Mithilfe solcher Algorithmen könnten die eigenen Spieler besser bewertet, die strategische Ausrichtung auf dem Feld verbessert und das Coaching präzisiert werden. Maschinelles Lernen, ob über Entscheidungsbäume, künstliche neuronale Netze (genutzt von der DSHS Köln), ermöglicht dies. Ein Beispiel wäre das Messen von Entscheidungsmöglichkeiten in gruppentaktischen Situationen im Fußball über die Trackingdaten und der Computer zeigt, welche Entscheidungen ideal gewesen wären.
Nicht nur in der Erforschung taktischer Vorteile wären die LED-Courts nützlich; auch in der Umsetzung sind sie hilfreich.
Taktische Schulung
Wie im eingangs präsentierten Video können auf dem LED-Court auf dem Boden Visualisierungen gezeigt werden. Diese können zum Beispiel zum Ansagen von Spielzügen auf dem Feld genutzt werden. Im Basketball können die Läufe bei festgelegten Spielzügen gezeigt werden, im Fußball ist dies wegen der anderen Felddimensionen natürlich schwieriger, aber in vereinfachten kleineren Spielformen ebenfalls möglich.
Ideal wäre eine Kopplung der relevanten Abläufe an die Ball- und Mitspielerposition.

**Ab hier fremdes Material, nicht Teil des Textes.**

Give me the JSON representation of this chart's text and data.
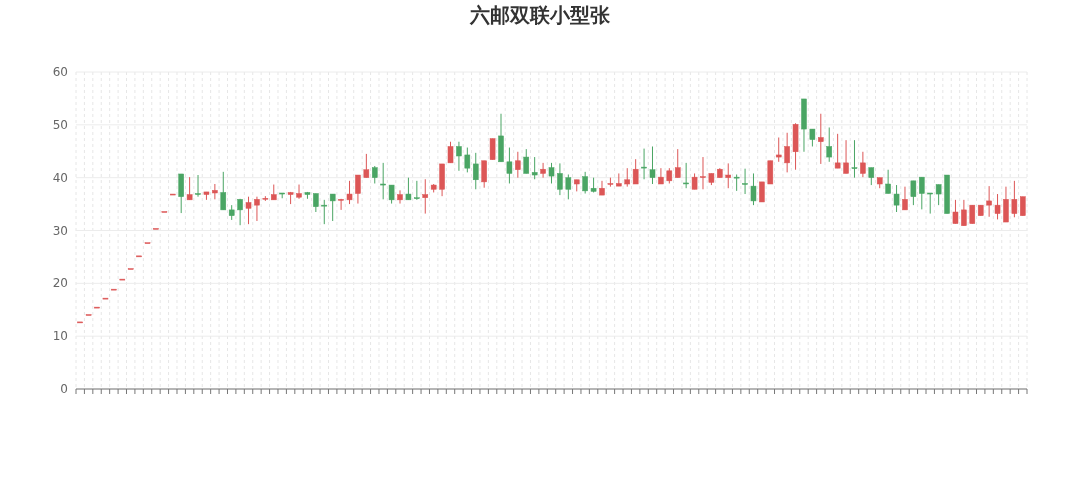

Erhält zum Beispiel der Torwart den Ball, leuchten die relevanten Positionen im Spielaufbau auf, falls sie (noch) nicht besetzt wurden. Die Spieler wissen dann, welche Distanzen sie im Spielaufbau einhalten müssen und haben eine direkte Orientierung im Stellungsspiel. So können bestimmte Aufbau-, aber auch Pressingmechanismen einstudiert werden. Im Verbund mit obiger statistischer Forschung ergäbe sich ein enorm starkes Werkzeug, welches viele Traineraufgaben übernehmen könnte.
Mögliche Probleme
Allerdings ist ein solches Werkzeug kein Allheilmittel, welches alles alleine macht. Ein großes Problem ist natürlich die Unterlage. Man könnte solche Dinge in einer Halle einstudieren, aber auf Rasen gibt es banale strukturelle Probleme. Wie kann man dies auf Rasen machen? Und speziell: Wie könnte man dies preiswert umsetzen?
Dazu würde sich die Programmierung und Forschung obiger Aspekte nicht nur kostspielig, sondern enorm komplex gestalten. Es würde sehr gute Arbeit über Jahre benötigen, um dies zu schaffen. Insofern liegt dieses Gedankenspiel für den Fußball noch in ferner Zukunft. Zahlreiche Jahre werden vergehen, bevor das Interesse, die nötige Kompetenz, die erforderliche Investition und die strukturelle Möglichkeit gegeben sind.
Allerdings sollte sich der Fußball im Klaren sein, wie in US-Sportarten agiert wird und wo noch Potenzial im Fußball brachliegt.